Wallem v. Tanawan (G.R. No. 160444; August 29, 2012)


CASE DIGEST: WALLEM MARITIME SERVICES, INC., Petitioner, v. ERNESTO C. TANAWAN, Respondent. (G.R. No. 160444; August 29, 2012).

FACTS: Petitioner Wallem Maritime Services, Inc. (Wallem) engaged Ernesto Tanawan (Tanawan) as dozer driver assigned to the vessel, M/V Eastern Falcon, for a period of 12 months. On November 22, 1997, while Tanawan was assisting two co-workers in lifting a steel plate aboard the vessel, a corner of the steel plate touched the floor of the deck, causing the sling to slide and the steel plate to hit his left foot. He was brought to a hospital in Malaysia where his left foot was placed in a cast.

Following Tanawan's repatriation on November 28, 1997, his designated physician, Dr. Robert D. Lim, conducted the evaluation and treatment of his foot injury. Tanawan was initially evaluated on December 1, 1997. After undergoing several medical procedures, Dr. Lim pronounced him fit to work.

On August 25, 1998, Tanawan went to the clinic of Dr. Hernando Bunuan for a disability evaluation, not of his foot injury but of an eye injury that he had supposedly sustained while on board the vessel.

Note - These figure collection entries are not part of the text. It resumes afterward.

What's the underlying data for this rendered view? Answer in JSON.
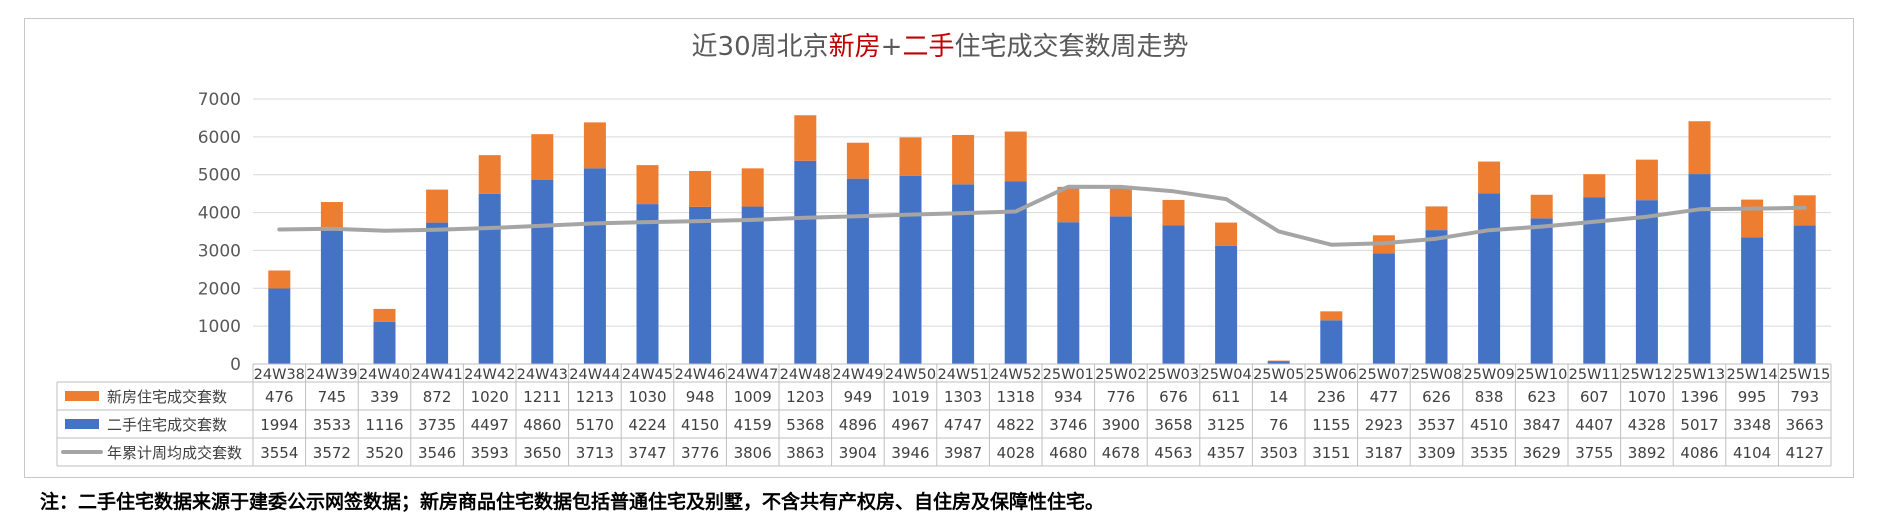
{
  "colors": {
    "new_house": "#ED7D31",
    "second_hand": "#4472C4",
    "average_line": "#A5A5A5",
    "title_text": "#595959",
    "title_highlight": "#C00000",
    "grid": "#D9D9D9"
  },
  "chart_data": {
    "type": "bar",
    "stacked": true,
    "title": "近30周北京新房+二手住宅成交套数周走势",
    "title_parts": [
      "近30周北京",
      "新房",
      "+",
      "二手",
      "住宅成交套数周走势"
    ],
    "categories": [
      "24W38",
      "24W39",
      "24W40",
      "24W41",
      "24W42",
      "24W43",
      "24W44",
      "24W45",
      "24W46",
      "24W47",
      "24W48",
      "24W49",
      "24W50",
      "24W51",
      "24W52",
      "25W01",
      "25W02",
      "25W03",
      "25W04",
      "25W05",
      "25W06",
      "25W07",
      "25W08",
      "25W09",
      "25W10",
      "25W11",
      "25W12",
      "25W13",
      "25W14",
      "25W15"
    ],
    "yticks": [
      "0",
      "1000",
      "2000",
      "3000",
      "4000",
      "5000",
      "6000",
      "7000"
    ],
    "ylim": [
      0,
      7000
    ],
    "grid": true,
    "legend": "data-table",
    "series": [
      {
        "name": "新房住宅成交套数",
        "kind": "bar",
        "values": [
          476,
          745,
          339,
          872,
          1020,
          1211,
          1213,
          1030,
          948,
          1009,
          1203,
          949,
          1019,
          1303,
          1318,
          934,
          776,
          676,
          611,
          14,
          236,
          477,
          626,
          838,
          623,
          607,
          1070,
          1396,
          995,
          793
        ]
      },
      {
        "name": "二手住宅成交套数",
        "kind": "bar",
        "values": [
          1994,
          3533,
          1116,
          3735,
          4497,
          4860,
          5170,
          4224,
          4150,
          4159,
          5368,
          4896,
          4967,
          4747,
          4822,
          3746,
          3900,
          3658,
          3125,
          76,
          1155,
          2923,
          3537,
          4510,
          3847,
          4407,
          4328,
          5017,
          3348,
          3663
        ]
      },
      {
        "name": "年累计周均成交套数",
        "kind": "line",
        "values": [
          3554,
          3572,
          3520,
          3546,
          3593,
          3650,
          3713,
          3747,
          3776,
          3806,
          3863,
          3904,
          3946,
          3987,
          4028,
          4680,
          4678,
          4563,
          4357,
          3503,
          3151,
          3187,
          3309,
          3535,
          3629,
          3755,
          3892,
          4086,
          4104,
          4127
        ]
      }
    ]
  },
  "footnote": "注：二手住宅数据来源于建委公示网签数据；新房商品住宅数据包括普通住宅及别墅，不含共有产权房、自住房及保障性住宅。"
}
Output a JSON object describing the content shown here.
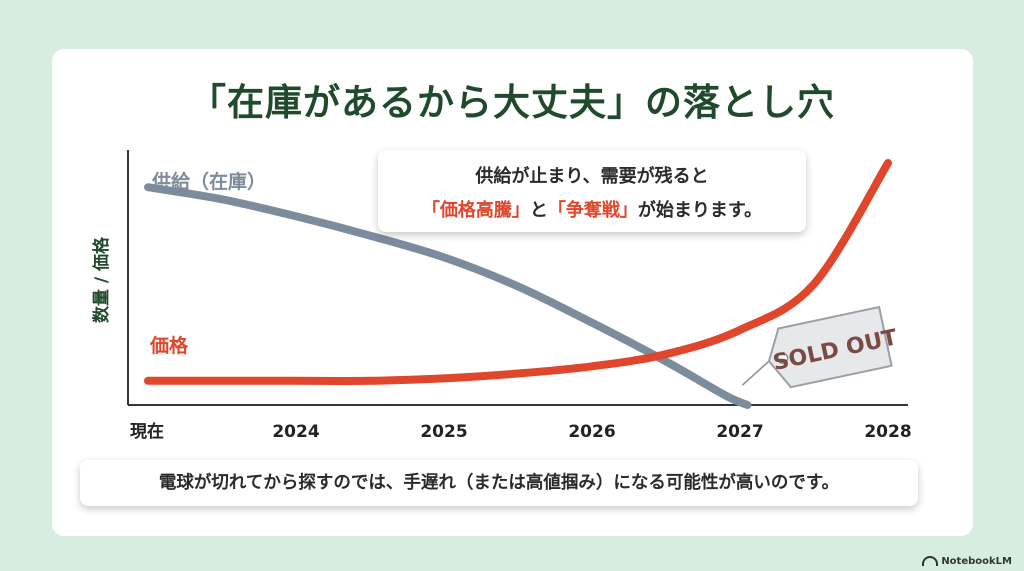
{
  "title": "「在庫があるから大丈夫」の落とし穴",
  "callout": {
    "line1": "供給が止まり、需要が残ると",
    "line2_a": "「価格高騰」",
    "line2_b": "と",
    "line2_c": "「争奪戦」",
    "line2_d": "が始まります。"
  },
  "tag_text": "SOLD OUT",
  "note": "電球が切れてから探すのでは、手遅れ（または高値掴み）になる可能性が高いのです。",
  "watermark": "NotebookLM",
  "colors": {
    "supply": "#7d8c9c",
    "price": "#e0462c",
    "title": "#1f4a2c",
    "background": "#d6ede0"
  },
  "chart_data": {
    "type": "line",
    "ylabel": "数量 / 価格",
    "x_ticks": [
      "現在",
      "2024",
      "2025",
      "2026",
      "2027",
      "2028"
    ],
    "series": [
      {
        "name": "供給（在庫）",
        "color": "#7d8c9c",
        "x": [
          0,
          0.5,
          1,
          1.5,
          2,
          2.5,
          3,
          3.5,
          3.9,
          4.05
        ],
        "y": [
          0.9,
          0.85,
          0.78,
          0.7,
          0.61,
          0.49,
          0.34,
          0.18,
          0.04,
          0.0
        ]
      },
      {
        "name": "価格",
        "color": "#e0462c",
        "x": [
          0,
          0.5,
          1,
          1.5,
          2,
          2.5,
          3,
          3.5,
          4,
          4.5,
          5
        ],
        "y": [
          0.1,
          0.1,
          0.1,
          0.1,
          0.11,
          0.13,
          0.16,
          0.21,
          0.31,
          0.5,
          1.0
        ]
      }
    ],
    "ylim": [
      0,
      1
    ],
    "xlim": [
      0,
      5
    ],
    "grid": false
  }
}
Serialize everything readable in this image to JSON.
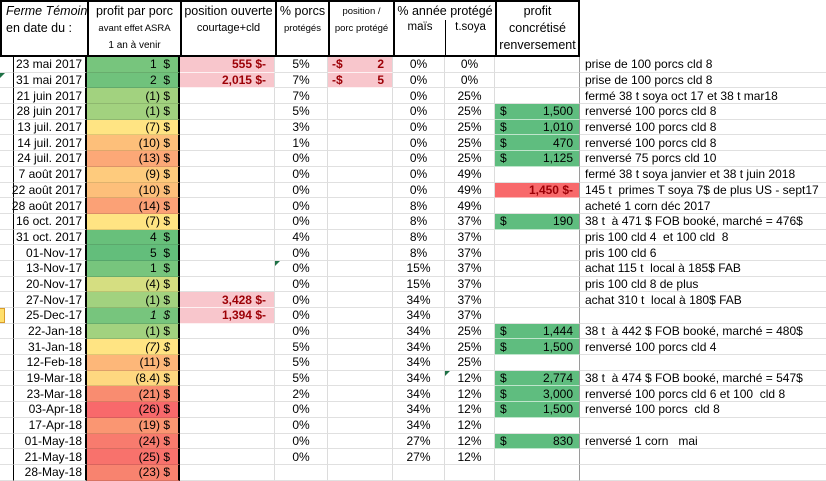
{
  "header": {
    "title": "Ferme Témoin",
    "subtitle": "en date du :",
    "profit_l1": "profit par porc",
    "profit_l2": "avant effet ASRA",
    "profit_l3": "1 an à venir",
    "position_l1": "position ouverte",
    "position_l2": "courtage+cld",
    "pct_l1": "% porcs",
    "pct_l2": "protégés",
    "ppp_l1": "position /",
    "ppp_l2": "porc protégé",
    "year_l1": "% année protégé",
    "corn_label": "maïs",
    "soya_label": "t.soya",
    "real_l1": "profit",
    "real_l2": "concrétisé",
    "real_l3": "renversement"
  },
  "symbols": {
    "currency": "$",
    "negative_currency": "-$"
  },
  "colors": {
    "pink_bg": "#F8C6CC",
    "negative_text": "#9C0006",
    "gain_bg": "#5FBD7F",
    "loss_bg": "#F8696B",
    "border": "#000000",
    "flag_green": "#1E7145",
    "marker_yellow": "#FFDF6B"
  },
  "rows": [
    {
      "date": "23 mai 2017",
      "profit": "1  $",
      "profit_color": "#77C57D",
      "open_position": "555 $-",
      "pct_pigs": "5%",
      "pos_per_pig": "2",
      "corn": "0%",
      "soya": "0%",
      "note": "prise de 100 porcs cld 8"
    },
    {
      "date": "31 mai 2017",
      "profit": "2  $",
      "profit_color": "#70C27C",
      "open_position": "2,015 $-",
      "pct_pigs": "7%",
      "pos_per_pig": "5",
      "corn": "0%",
      "soya": "0%",
      "flag_a": true,
      "note": "prise de 100 porcs cld 8"
    },
    {
      "date": "21 juin 2017",
      "profit": "(1) $",
      "profit_color": "#A2D27F",
      "pct_pigs": "7%",
      "corn": "0%",
      "soya": "25%",
      "note": "fermé 38 t soya oct 17 et 38 t mar18"
    },
    {
      "date": "28 juin 2017",
      "profit": "(1) $",
      "profit_color": "#A2D27F",
      "pct_pigs": "5%",
      "corn": "0%",
      "soya": "25%",
      "gain": "1,500",
      "note": "renversé 100 porcs cld 8"
    },
    {
      "date": "13 juil. 2017",
      "profit": "(7) $",
      "profit_color": "#FFE483",
      "pct_pigs": "3%",
      "corn": "0%",
      "soya": "25%",
      "gain": "1,010",
      "note": "renversé 100 porcs cld 8"
    },
    {
      "date": "14 juil. 2017",
      "profit": "(10) $",
      "profit_color": "#FDBF7A",
      "pct_pigs": "1%",
      "corn": "0%",
      "soya": "25%",
      "gain": "470",
      "note": "renversé 100 porcs cld 8"
    },
    {
      "date": "24 juil. 2017",
      "profit": "(13) $",
      "profit_color": "#FCA877",
      "pct_pigs": "0%",
      "corn": "0%",
      "soya": "25%",
      "gain": "1,125",
      "note": "renversé 75 porcs cld 10"
    },
    {
      "date": "7 août 2017",
      "profit": "(9) $",
      "profit_color": "#FECB7D",
      "pct_pigs": "0%",
      "corn": "0%",
      "soya": "49%",
      "note": "fermé 38 t soya janvier et 38 t juin 2018"
    },
    {
      "date": "22 août 2017",
      "profit": "(10) $",
      "profit_color": "#FDBF7A",
      "pct_pigs": "0%",
      "corn": "0%",
      "soya": "49%",
      "loss": "1,450 $-",
      "note": "145 t  primes T soya 7$ de plus US - sept17"
    },
    {
      "date": "28 août 2017",
      "profit": "(14) $",
      "profit_color": "#FBA176",
      "pct_pigs": "0%",
      "corn": "8%",
      "soya": "49%",
      "note": "acheté 1 corn déc 2017"
    },
    {
      "date": "16 oct. 2017",
      "profit": "(7) $",
      "profit_color": "#FFE483",
      "pct_pigs": "0%",
      "corn": "8%",
      "soya": "37%",
      "gain": "190",
      "note": "38 t  à 471 $ FOB booké, marché = 476$"
    },
    {
      "date": "31 oct. 2017",
      "profit": "4  $",
      "profit_color": "#68C07B",
      "pct_pigs": "4%",
      "corn": "8%",
      "soya": "37%",
      "note": "pris 100 cld 4  et 100 cld  8"
    },
    {
      "date": "01-Nov-17",
      "profit": "5  $",
      "profit_color": "#63BE7B",
      "pct_pigs": "0%",
      "corn": "8%",
      "soya": "37%",
      "note": "pris 100 cld 6"
    },
    {
      "date": "13-Nov-17",
      "profit": "1  $",
      "profit_color": "#77C57D",
      "pct_pigs": "0%",
      "flag_pct": true,
      "corn": "15%",
      "soya": "37%",
      "note": "achat 115 t  local à 185$ FAB"
    },
    {
      "date": "20-Nov-17",
      "profit": "(4) $",
      "profit_color": "#D5DE81",
      "pct_pigs": "0%",
      "corn": "15%",
      "soya": "37%",
      "note": "pris 100 cld 8 de plus"
    },
    {
      "date": "27-Nov-17",
      "profit": "(1) $",
      "profit_color": "#A2D27F",
      "open_position": "3,428 $-",
      "pct_pigs": "0%",
      "corn": "34%",
      "soya": "37%",
      "note": "achat 310 t  local à 180$ FAB"
    },
    {
      "date": "25-Dec-17",
      "profit": "1  $",
      "profit_color": "#77C57D",
      "profit_italic": true,
      "open_position": "1,394 $-",
      "pct_pigs": "0%",
      "corn": "34%",
      "soya": "37%",
      "yellow_a": true,
      "note": ""
    },
    {
      "date": "22-Jan-18",
      "profit": "(1) $",
      "profit_color": "#A2D27F",
      "pct_pigs": "0%",
      "corn": "34%",
      "soya": "25%",
      "gain": "1,444",
      "note": "38 t  à 442 $ FOB booké, marché = 480$"
    },
    {
      "date": "31-Jan-18",
      "profit": "(7) $",
      "profit_color": "#FFE483",
      "profit_italic": true,
      "pct_pigs": "5%",
      "corn": "34%",
      "soya": "25%",
      "gain": "1,500",
      "note": "renversé 100 porcs cld 4"
    },
    {
      "date": "12-Feb-18",
      "profit": "(11) $",
      "profit_color": "#FDB779",
      "pct_pigs": "5%",
      "corn": "34%",
      "soya": "25%",
      "note": ""
    },
    {
      "date": "19-Mar-18",
      "profit": "(8.4) $",
      "profit_color": "#FED880",
      "pct_pigs": "5%",
      "corn": "34%",
      "soya": "12%",
      "flag_soya": true,
      "gain": "2,774",
      "note": "38 t  à 474 $ FOB booké, marché = 547$"
    },
    {
      "date": "23-Mar-18",
      "profit": "(21) $",
      "profit_color": "#F98C70",
      "pct_pigs": "2%",
      "corn": "34%",
      "soya": "12%",
      "gain": "3,000",
      "note": "renversé 100 porcs cld 6 et 100  cld 8"
    },
    {
      "date": "03-Apr-18",
      "profit": "(26) $",
      "profit_color": "#F8696B",
      "pct_pigs": "0%",
      "corn": "34%",
      "soya": "12%",
      "gain": "1,500",
      "note": "renversé 100 porcs  cld 8"
    },
    {
      "date": "17-Apr-18",
      "profit": "(19) $",
      "profit_color": "#FA9672",
      "pct_pigs": "0%",
      "corn": "34%",
      "soya": "12%",
      "note": ""
    },
    {
      "date": "01-May-18",
      "profit": "(24) $",
      "profit_color": "#F87B6E",
      "pct_pigs": "0%",
      "corn": "27%",
      "soya": "12%",
      "gain": "830",
      "note": "renversé 1 corn   mai"
    },
    {
      "date": "21-May-18",
      "profit": "(25) $",
      "profit_color": "#F8726C",
      "pct_pigs": "0%",
      "corn": "27%",
      "soya": "12%",
      "note": ""
    },
    {
      "date": "28-May-18",
      "profit": "(23) $",
      "profit_color": "#F8836F",
      "pct_pigs": "",
      "corn": "",
      "soya": "",
      "note": ""
    }
  ]
}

Thus, Tanawan filed a complaint for disability benefits for the foot and eye injuries. The Labor Arbiter (LA) ruled in favor of Tanawan. The NLRC reversed the LAs decision. On appeal to the CA, the CA reinstated the LAs decision. Hence, this petition.ISSUE: Is Tanawan entitled to disability benefits?

HELD: The pertinent provision of the 1996 POEA SEC, which was in effect at the time of Tanawan's employment, was Section 20(B). It is clear from the provision that the one tasked to determine whether the seafarer suffers from any disability or is fit to work is the company-designated physician. As such, the seafarer must submit himself to the company-designated physician for a post-employment medical examination within three days from his repatriation. But the assessment of the company- designated physician is not final, binding or conclusive on the seafarer, the labor tribunals, or the courts. The seafarer may request a second opinion and consult a physician of his choice regarding his ailment or injury, and the medical report issued by the physician of his choice shall also be evaluated on its inherent merit by the labor tribunal and the court.

Tanawan submitted himself to Dr. Lim, the company-designated physician, for a medical examination on December 1, 1997, which was within the 3-day reglementary period from his repatriation. The medical examination conducted focused on Tanawan's foot injury, the cause of his repatriation. Nothing was mentioned of an eye injury. On the other hand, Tanawan's claim for disability benefits due to the eye injury was already barred by his failure to report the injury and to have his eye examined by a company-designated physician. The rationale for the rule is that reporting the illness or injury within three days from repatriation fairly makes it easier for a physician to determine the cause of the illness or injury. PARTIALLY GRANTED.